Welcome to the Straight Dope, Ricochet56. The thread you have replied to was last active 22 years ago and the first post hasn’t been back for 19 years. It appears that in their case the term was used in the US for the Sami people. Why your cousin thought Norwegian’s might pop up in Alsace I do not know. Nor why someone would think Sweden has highland women for Roman Soldiers to marry.
It’s unlikely Scandinavians were ever exclusively fair haired and blue eyed, even if you discount the Sami, so there’s really no reason to look for this sort of explanation for those of us with darker hair, complexion and eyes.
Well no, extremely unlikely to be from a centuries old line of dark Scandanavians. In fact, they would get quite sick without modern medical tests and treatments, to deal with Vitamin D, calcium and iron deficiencies…
Or they’d deal with in the way many modern indoor Scandinavians of all colors deal, by eating a lot of fatty fish. Fair skin is not a subarctic superpower, it’s a slight evolutionary advantage in the summer months.

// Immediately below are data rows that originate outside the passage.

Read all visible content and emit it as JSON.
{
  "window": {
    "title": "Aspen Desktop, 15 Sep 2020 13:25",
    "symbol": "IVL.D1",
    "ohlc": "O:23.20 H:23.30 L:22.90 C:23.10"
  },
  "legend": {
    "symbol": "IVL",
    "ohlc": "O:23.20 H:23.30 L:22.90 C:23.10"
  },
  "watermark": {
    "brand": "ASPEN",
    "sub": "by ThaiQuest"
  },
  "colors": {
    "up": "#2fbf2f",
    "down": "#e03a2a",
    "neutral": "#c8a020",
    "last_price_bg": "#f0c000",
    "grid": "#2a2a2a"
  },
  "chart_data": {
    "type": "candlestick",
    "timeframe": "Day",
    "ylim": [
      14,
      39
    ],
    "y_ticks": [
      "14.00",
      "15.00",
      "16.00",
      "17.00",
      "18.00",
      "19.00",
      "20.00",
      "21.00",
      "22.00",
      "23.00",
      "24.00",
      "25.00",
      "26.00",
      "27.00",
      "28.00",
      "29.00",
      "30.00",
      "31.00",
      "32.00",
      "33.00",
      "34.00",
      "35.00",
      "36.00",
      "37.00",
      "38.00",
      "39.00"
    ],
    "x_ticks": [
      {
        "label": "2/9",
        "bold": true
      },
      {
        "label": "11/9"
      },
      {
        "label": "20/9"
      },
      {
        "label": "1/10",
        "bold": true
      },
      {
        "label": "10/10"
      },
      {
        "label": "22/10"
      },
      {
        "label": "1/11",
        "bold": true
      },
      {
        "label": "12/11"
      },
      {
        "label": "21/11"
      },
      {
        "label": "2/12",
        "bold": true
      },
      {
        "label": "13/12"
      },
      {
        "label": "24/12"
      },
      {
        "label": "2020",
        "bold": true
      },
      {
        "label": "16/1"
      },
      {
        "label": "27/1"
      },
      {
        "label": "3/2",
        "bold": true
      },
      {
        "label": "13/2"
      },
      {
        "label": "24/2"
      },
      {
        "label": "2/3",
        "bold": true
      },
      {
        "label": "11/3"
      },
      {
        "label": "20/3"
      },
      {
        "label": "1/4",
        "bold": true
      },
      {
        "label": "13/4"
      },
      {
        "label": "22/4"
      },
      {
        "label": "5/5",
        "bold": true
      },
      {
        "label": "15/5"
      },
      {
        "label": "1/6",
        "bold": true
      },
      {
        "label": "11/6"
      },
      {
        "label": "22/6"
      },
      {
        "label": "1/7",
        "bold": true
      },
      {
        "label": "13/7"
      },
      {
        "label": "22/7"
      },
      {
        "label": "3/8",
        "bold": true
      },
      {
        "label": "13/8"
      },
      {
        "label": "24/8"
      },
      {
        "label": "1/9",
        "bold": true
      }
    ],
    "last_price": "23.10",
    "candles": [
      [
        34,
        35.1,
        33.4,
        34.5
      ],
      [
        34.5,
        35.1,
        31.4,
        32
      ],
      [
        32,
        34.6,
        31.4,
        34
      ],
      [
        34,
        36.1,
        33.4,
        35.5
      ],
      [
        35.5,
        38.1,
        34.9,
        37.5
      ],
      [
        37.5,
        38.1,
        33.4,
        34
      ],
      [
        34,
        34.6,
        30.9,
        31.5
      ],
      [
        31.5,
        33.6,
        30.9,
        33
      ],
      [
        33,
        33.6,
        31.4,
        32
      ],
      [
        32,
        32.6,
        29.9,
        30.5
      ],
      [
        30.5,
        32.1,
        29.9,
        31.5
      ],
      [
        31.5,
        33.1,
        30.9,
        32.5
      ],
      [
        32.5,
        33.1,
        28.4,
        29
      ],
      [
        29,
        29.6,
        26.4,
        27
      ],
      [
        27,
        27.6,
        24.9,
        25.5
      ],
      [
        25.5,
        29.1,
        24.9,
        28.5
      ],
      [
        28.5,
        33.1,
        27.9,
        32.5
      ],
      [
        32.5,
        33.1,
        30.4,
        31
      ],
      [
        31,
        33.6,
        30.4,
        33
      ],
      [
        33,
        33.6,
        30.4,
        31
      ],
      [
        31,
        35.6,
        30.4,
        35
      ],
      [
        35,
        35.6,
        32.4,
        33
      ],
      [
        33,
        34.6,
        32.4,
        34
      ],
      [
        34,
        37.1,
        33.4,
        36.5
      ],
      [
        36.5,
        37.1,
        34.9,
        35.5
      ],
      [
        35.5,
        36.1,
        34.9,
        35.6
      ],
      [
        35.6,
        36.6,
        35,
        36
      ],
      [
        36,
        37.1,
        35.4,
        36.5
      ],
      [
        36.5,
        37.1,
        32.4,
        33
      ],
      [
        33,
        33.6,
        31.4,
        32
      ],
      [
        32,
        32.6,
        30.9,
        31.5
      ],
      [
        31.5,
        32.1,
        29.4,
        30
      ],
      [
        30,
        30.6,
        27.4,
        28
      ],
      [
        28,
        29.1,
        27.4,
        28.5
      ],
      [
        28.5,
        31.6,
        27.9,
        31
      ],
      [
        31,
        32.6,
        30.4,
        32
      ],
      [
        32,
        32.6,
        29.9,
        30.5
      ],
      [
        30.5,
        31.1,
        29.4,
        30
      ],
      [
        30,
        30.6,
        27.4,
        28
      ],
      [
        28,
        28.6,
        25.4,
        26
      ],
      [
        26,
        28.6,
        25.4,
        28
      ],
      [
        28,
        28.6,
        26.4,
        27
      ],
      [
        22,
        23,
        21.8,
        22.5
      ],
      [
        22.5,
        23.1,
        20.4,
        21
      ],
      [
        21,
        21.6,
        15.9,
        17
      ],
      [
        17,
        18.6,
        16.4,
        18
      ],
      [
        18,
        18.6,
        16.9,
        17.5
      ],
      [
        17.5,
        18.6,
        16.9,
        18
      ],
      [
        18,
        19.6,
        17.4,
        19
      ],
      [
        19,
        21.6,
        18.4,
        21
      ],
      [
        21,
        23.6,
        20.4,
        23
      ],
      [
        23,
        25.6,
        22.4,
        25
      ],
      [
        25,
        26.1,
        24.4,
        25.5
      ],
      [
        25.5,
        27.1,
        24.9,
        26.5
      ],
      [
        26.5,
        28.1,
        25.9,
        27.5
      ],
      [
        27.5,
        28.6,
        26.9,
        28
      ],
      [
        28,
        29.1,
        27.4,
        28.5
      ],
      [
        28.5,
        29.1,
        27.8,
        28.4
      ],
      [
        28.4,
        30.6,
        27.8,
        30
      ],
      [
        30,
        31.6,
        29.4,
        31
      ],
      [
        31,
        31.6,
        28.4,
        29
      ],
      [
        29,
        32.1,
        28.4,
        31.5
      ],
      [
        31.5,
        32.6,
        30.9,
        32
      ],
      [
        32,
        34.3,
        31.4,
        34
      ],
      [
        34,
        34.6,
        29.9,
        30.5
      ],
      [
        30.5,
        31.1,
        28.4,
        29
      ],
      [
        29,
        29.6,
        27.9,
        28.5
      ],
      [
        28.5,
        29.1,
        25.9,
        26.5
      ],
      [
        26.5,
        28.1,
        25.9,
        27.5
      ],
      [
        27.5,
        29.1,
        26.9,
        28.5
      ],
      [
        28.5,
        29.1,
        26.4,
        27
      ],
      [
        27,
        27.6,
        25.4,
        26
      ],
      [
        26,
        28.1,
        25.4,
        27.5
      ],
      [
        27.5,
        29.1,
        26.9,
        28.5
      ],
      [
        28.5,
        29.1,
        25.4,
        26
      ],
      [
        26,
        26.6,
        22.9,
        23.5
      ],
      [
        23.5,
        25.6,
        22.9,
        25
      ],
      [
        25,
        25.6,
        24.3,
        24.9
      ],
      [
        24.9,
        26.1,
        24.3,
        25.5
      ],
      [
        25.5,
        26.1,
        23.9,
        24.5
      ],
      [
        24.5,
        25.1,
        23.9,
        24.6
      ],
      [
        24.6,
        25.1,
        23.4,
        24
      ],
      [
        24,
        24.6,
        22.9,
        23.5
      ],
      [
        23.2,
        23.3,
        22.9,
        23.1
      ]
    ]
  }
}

Depending on what timeline for the evolution of fair skin is correct the first Scandinavians may predate the required mutations.
Ive grown up in norway, and i have never heard the term black norwegian, even though im 52 years old. I just assumed it means a norwegian-african person. We have a lot of immigration from east africa, due to refugees from wars. And we have lots of middle eastern refugees and immigrants, but they can hardly be called black, although they are darker in skin than most norwegians.
I haven’t heard it either in 47 years of being Norwegian, 42 of them living in Norway. The OP was about having heard the term used by Norwegian-Americans though, and if he was right it was used about Sami. Which entirely plausible, though I doubt it’s a common term. We’re 22 years from the question being asked and even then it was second hand so we can’t dig much deeper.